A Panorama of Spirit

The Rocky Mountains are my favorite range, its peaks and accompanying valleys never fail to fill me with awe, and have done so for as long as I can remember. The Rockies are the panorama of my spirit.


Nevertheless, I left the Rocky Mountains in my late twenties after a decade of living along the Front Range, a decision driven by my desire to escape from the circumstances surrounding a bad marriage's end. But, even though I then built a wonderful life in Maine, filled with good friends enjoyable activities, and steady work, I missed the West and Colorado terribly. Thus it was that four years later, I returned to Colorado with a dream and high hopes. That dream took me to one of my favorite places: Cripple Creek. To my mind, it's not the most fetching of towns--too exposed and spare of trees for my personal preference, sitting in an ancient caldera and stripped of forest by decades of miners--but there's an intangible something that pulls me in whenever I'm there. Maybe a past life?  
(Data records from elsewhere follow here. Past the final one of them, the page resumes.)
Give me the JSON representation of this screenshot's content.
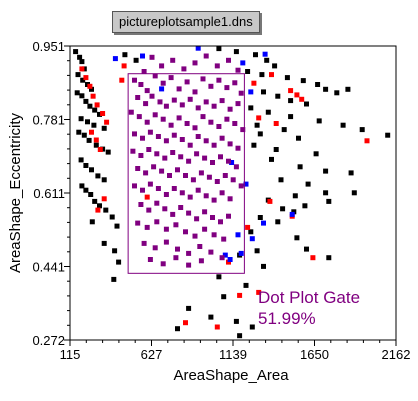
{
  "window": {
    "title": "pictureplotsample1.dns"
  },
  "chart_data": {
    "type": "scatter",
    "xlabel": "AreaShape_Area",
    "ylabel": "AreaShape_Eccentricity",
    "xlim": [
      115,
      2162
    ],
    "ylim": [
      0.272,
      0.951
    ],
    "x_ticks": [
      "115",
      "627",
      "1139",
      "1650",
      "2162"
    ],
    "y_ticks": [
      "0.951",
      "0.781",
      "0.611",
      "0.441",
      "0.272"
    ],
    "gate": {
      "label": "Dot Plot Gate",
      "percent": "51.99%",
      "x_range": [
        480,
        1210
      ],
      "y_range": [
        0.426,
        0.887
      ],
      "color": "#800080"
    },
    "colors": {
      "black": "#000000",
      "red": "#ff0000",
      "blue": "#0000ff",
      "purple": "#800080"
    },
    "series": [
      {
        "color": "black",
        "points": [
          [
            150,
            0.938
          ],
          [
            175,
            0.925
          ],
          [
            190,
            0.915
          ],
          [
            205,
            0.898
          ],
          [
            165,
            0.885
          ],
          [
            195,
            0.872
          ],
          [
            225,
            0.862
          ],
          [
            250,
            0.851
          ],
          [
            160,
            0.843
          ],
          [
            190,
            0.836
          ],
          [
            215,
            0.823
          ],
          [
            240,
            0.812
          ],
          [
            270,
            0.803
          ],
          [
            300,
            0.793
          ],
          [
            185,
            0.783
          ],
          [
            225,
            0.776
          ],
          [
            265,
            0.768
          ],
          [
            330,
            0.761
          ],
          [
            170,
            0.752
          ],
          [
            205,
            0.745
          ],
          [
            235,
            0.733
          ],
          [
            280,
            0.722
          ],
          [
            320,
            0.713
          ],
          [
            355,
            0.706
          ],
          [
            185,
            0.688
          ],
          [
            215,
            0.675
          ],
          [
            250,
            0.665
          ],
          [
            290,
            0.651
          ],
          [
            330,
            0.642
          ],
          [
            190,
            0.628
          ],
          [
            215,
            0.618
          ],
          [
            245,
            0.608
          ],
          [
            270,
            0.592
          ],
          [
            300,
            0.582
          ],
          [
            340,
            0.572
          ],
          [
            380,
            0.556
          ],
          [
            255,
            0.545
          ],
          [
            410,
            0.535
          ],
          [
            460,
            0.931
          ],
          [
            530,
            0.918
          ],
          [
            1050,
            0.945
          ],
          [
            1160,
            0.938
          ],
          [
            1280,
            0.931
          ],
          [
            1350,
            0.918
          ],
          [
            1400,
            0.905
          ],
          [
            1230,
            0.892
          ],
          [
            1320,
            0.885
          ],
          [
            1480,
            0.878
          ],
          [
            1580,
            0.871
          ],
          [
            1670,
            0.862
          ],
          [
            1720,
            0.851
          ],
          [
            1790,
            0.843
          ],
          [
            1860,
            0.851
          ],
          [
            1330,
            0.845
          ],
          [
            1420,
            0.835
          ],
          [
            1500,
            0.825
          ],
          [
            1600,
            0.817
          ],
          [
            1250,
            0.808
          ],
          [
            1360,
            0.798
          ],
          [
            1500,
            0.788
          ],
          [
            1680,
            0.778
          ],
          [
            1290,
            0.768
          ],
          [
            1460,
            0.758
          ],
          [
            1830,
            0.768
          ],
          [
            1950,
            0.758
          ],
          [
            2110,
            0.745
          ],
          [
            1310,
            0.748
          ],
          [
            1550,
            0.738
          ],
          [
            1270,
            0.722
          ],
          [
            1410,
            0.712
          ],
          [
            1660,
            0.702
          ],
          [
            1380,
            0.689
          ],
          [
            1560,
            0.672
          ],
          [
            1720,
            0.662
          ],
          [
            1880,
            0.658
          ],
          [
            1440,
            0.642
          ],
          [
            1610,
            0.632
          ],
          [
            1720,
            0.612
          ],
          [
            1530,
            0.605
          ],
          [
            1900,
            0.612
          ],
          [
            1360,
            0.595
          ],
          [
            1590,
            0.582
          ],
          [
            1740,
            0.592
          ],
          [
            1520,
            0.568
          ],
          [
            1420,
            0.545
          ],
          [
            1250,
            0.522
          ],
          [
            1540,
            0.508
          ],
          [
            1600,
            0.482
          ],
          [
            1740,
            0.462
          ],
          [
            1180,
            0.468
          ],
          [
            1290,
            0.478
          ],
          [
            1330,
            0.442
          ],
          [
            1050,
            0.418
          ],
          [
            1220,
            0.398
          ],
          [
            860,
            0.345
          ],
          [
            1000,
            0.325
          ],
          [
            1160,
            0.315
          ],
          [
            1180,
            0.282
          ],
          [
            1260,
            0.302
          ],
          [
            330,
            0.495
          ],
          [
            395,
            0.478
          ],
          [
            420,
            0.452
          ],
          [
            390,
            0.412
          ],
          [
            1310,
            0.555
          ],
          [
            1450,
            0.575
          ],
          [
            1080,
            0.372
          ],
          [
            790,
            0.298
          ]
        ]
      },
      {
        "color": "red",
        "points": [
          [
            190,
            0.898
          ],
          [
            215,
            0.878
          ],
          [
            240,
            0.858
          ],
          [
            260,
            0.835
          ],
          [
            285,
            0.815
          ],
          [
            320,
            0.795
          ],
          [
            345,
            0.775
          ],
          [
            250,
            0.752
          ],
          [
            280,
            0.734
          ],
          [
            305,
            0.712
          ],
          [
            330,
            0.598
          ],
          [
            290,
            0.572
          ],
          [
            455,
            0.905
          ],
          [
            1270,
            0.865
          ],
          [
            1380,
            0.885
          ],
          [
            1500,
            0.848
          ],
          [
            1570,
            0.828
          ],
          [
            1300,
            0.785
          ],
          [
            1410,
            0.772
          ],
          [
            1980,
            0.732
          ],
          [
            1370,
            0.592
          ],
          [
            1510,
            0.558
          ],
          [
            1230,
            0.532
          ],
          [
            1640,
            0.462
          ],
          [
            1110,
            0.452
          ],
          [
            1180,
            0.375
          ],
          [
            840,
            0.312
          ],
          [
            1040,
            0.302
          ],
          [
            1300,
            0.382
          ],
          [
            1540,
            0.838
          ],
          [
            600,
            0.602
          ],
          [
            440,
            0.872
          ]
        ]
      },
      {
        "color": "blue",
        "points": [
          [
            920,
            0.946
          ],
          [
            1200,
            0.912
          ],
          [
            1340,
            0.932
          ],
          [
            400,
            0.922
          ],
          [
            570,
            0.928
          ],
          [
            1250,
            0.845
          ],
          [
            1510,
            0.562
          ],
          [
            1330,
            0.542
          ],
          [
            1260,
            0.506
          ],
          [
            1190,
            0.472
          ],
          [
            1120,
            0.458
          ],
          [
            690,
            0.852
          ],
          [
            1130,
            0.682
          ],
          [
            1220,
            0.632
          ],
          [
            1170,
            0.515
          ],
          [
            1090,
            0.468
          ]
        ]
      },
      {
        "color": "purple",
        "points": [
          [
            520,
            0.872
          ],
          [
            560,
            0.862
          ],
          [
            600,
            0.848
          ],
          [
            650,
            0.882
          ],
          [
            700,
            0.865
          ],
          [
            750,
            0.878
          ],
          [
            800,
            0.852
          ],
          [
            850,
            0.868
          ],
          [
            900,
            0.845
          ],
          [
            950,
            0.875
          ],
          [
            1000,
            0.858
          ],
          [
            1050,
            0.872
          ],
          [
            1100,
            0.855
          ],
          [
            1150,
            0.866
          ],
          [
            1190,
            0.842
          ],
          [
            540,
            0.832
          ],
          [
            590,
            0.818
          ],
          [
            630,
            0.835
          ],
          [
            680,
            0.822
          ],
          [
            720,
            0.812
          ],
          [
            770,
            0.826
          ],
          [
            820,
            0.815
          ],
          [
            870,
            0.828
          ],
          [
            920,
            0.808
          ],
          [
            970,
            0.822
          ],
          [
            1020,
            0.812
          ],
          [
            1070,
            0.825
          ],
          [
            1120,
            0.805
          ],
          [
            1170,
            0.818
          ],
          [
            500,
            0.798
          ],
          [
            550,
            0.788
          ],
          [
            600,
            0.775
          ],
          [
            650,
            0.792
          ],
          [
            700,
            0.782
          ],
          [
            750,
            0.768
          ],
          [
            800,
            0.785
          ],
          [
            850,
            0.772
          ],
          [
            900,
            0.762
          ],
          [
            950,
            0.788
          ],
          [
            1000,
            0.775
          ],
          [
            1050,
            0.765
          ],
          [
            1100,
            0.782
          ],
          [
            1150,
            0.772
          ],
          [
            1200,
            0.758
          ],
          [
            520,
            0.748
          ],
          [
            570,
            0.738
          ],
          [
            620,
            0.752
          ],
          [
            670,
            0.742
          ],
          [
            720,
            0.732
          ],
          [
            770,
            0.745
          ],
          [
            820,
            0.735
          ],
          [
            870,
            0.722
          ],
          [
            920,
            0.742
          ],
          [
            970,
            0.732
          ],
          [
            1020,
            0.722
          ],
          [
            1070,
            0.738
          ],
          [
            1120,
            0.725
          ],
          [
            1170,
            0.715
          ],
          [
            510,
            0.708
          ],
          [
            560,
            0.698
          ],
          [
            610,
            0.712
          ],
          [
            660,
            0.702
          ],
          [
            710,
            0.692
          ],
          [
            760,
            0.705
          ],
          [
            810,
            0.695
          ],
          [
            860,
            0.685
          ],
          [
            910,
            0.702
          ],
          [
            960,
            0.692
          ],
          [
            1010,
            0.682
          ],
          [
            1060,
            0.695
          ],
          [
            1110,
            0.685
          ],
          [
            1160,
            0.672
          ],
          [
            540,
            0.668
          ],
          [
            590,
            0.658
          ],
          [
            640,
            0.672
          ],
          [
            690,
            0.662
          ],
          [
            740,
            0.652
          ],
          [
            790,
            0.665
          ],
          [
            840,
            0.652
          ],
          [
            890,
            0.642
          ],
          [
            940,
            0.658
          ],
          [
            990,
            0.648
          ],
          [
            1040,
            0.638
          ],
          [
            1090,
            0.652
          ],
          [
            1140,
            0.642
          ],
          [
            1190,
            0.628
          ],
          [
            520,
            0.628
          ],
          [
            570,
            0.618
          ],
          [
            620,
            0.632
          ],
          [
            670,
            0.622
          ],
          [
            720,
            0.608
          ],
          [
            770,
            0.622
          ],
          [
            820,
            0.612
          ],
          [
            870,
            0.602
          ],
          [
            920,
            0.618
          ],
          [
            970,
            0.605
          ],
          [
            1020,
            0.595
          ],
          [
            1070,
            0.612
          ],
          [
            1120,
            0.598
          ],
          [
            560,
            0.585
          ],
          [
            610,
            0.572
          ],
          [
            660,
            0.588
          ],
          [
            710,
            0.575
          ],
          [
            760,
            0.562
          ],
          [
            810,
            0.578
          ],
          [
            860,
            0.565
          ],
          [
            910,
            0.552
          ],
          [
            960,
            0.568
          ],
          [
            1010,
            0.555
          ],
          [
            1060,
            0.545
          ],
          [
            1110,
            0.558
          ],
          [
            540,
            0.542
          ],
          [
            600,
            0.532
          ],
          [
            660,
            0.545
          ],
          [
            720,
            0.528
          ],
          [
            780,
            0.538
          ],
          [
            840,
            0.522
          ],
          [
            900,
            0.512
          ],
          [
            960,
            0.528
          ],
          [
            1020,
            0.515
          ],
          [
            1080,
            0.505
          ],
          [
            580,
            0.495
          ],
          [
            650,
            0.485
          ],
          [
            720,
            0.498
          ],
          [
            790,
            0.482
          ],
          [
            860,
            0.472
          ],
          [
            930,
            0.488
          ],
          [
            1000,
            0.475
          ],
          [
            1070,
            0.462
          ],
          [
            620,
            0.458
          ],
          [
            700,
            0.448
          ],
          [
            780,
            0.462
          ],
          [
            860,
            0.445
          ],
          [
            940,
            0.455
          ],
          [
            690,
            0.905
          ],
          [
            760,
            0.918
          ],
          [
            830,
            0.898
          ],
          [
            900,
            0.912
          ],
          [
            970,
            0.928
          ],
          [
            1040,
            0.905
          ],
          [
            1110,
            0.918
          ],
          [
            1170,
            0.895
          ],
          [
            630,
            0.925
          ],
          [
            580,
            0.892
          ]
        ]
      }
    ]
  }
}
By the time I moved to Cripple Creek in 1994, a lot had changed from the days of my family vacations there (we had been visiting Colorado, regularly, since I was a toddler). It had transformed from a sleepy little relic of Gold Rush days into a chaotic harbor for limited-stakes gambling, one of three Colorado towns approved to do so in 1991. These were not places within Native American reservations, mind you; they were, rather, an experiment designed for and directed toward "boosting economies and preserving the past" -- or were supposed to be. I lived just outside of town, an adventure in and of itself, plus worked for one of the hotel and casino ventures in Cripple Creek for an exhilarating and often daunting eight months.

So what happens when gambling is made legal in a small town in the modern American West? That's just one of the questions addressed in my Chantilly Lace series of novels, the first book of which is to be released this winter. While the town of  Chantilly Lace is a synthesis of several places (some in Colorado, others around the country), Cripple Creek was definitely my initial inspiration for it.

My personal hopes and endeavors quickly fell upon hard times, not once but twice, however, those experiences have not in any way dissolved my peculiar bond with Cripple Creek or tainted my adoration for the Colorado Rockies.

Isn't it strange how a place, a particular landscape or part of the country, can keep us held in thrall no matter what the external experiences may be?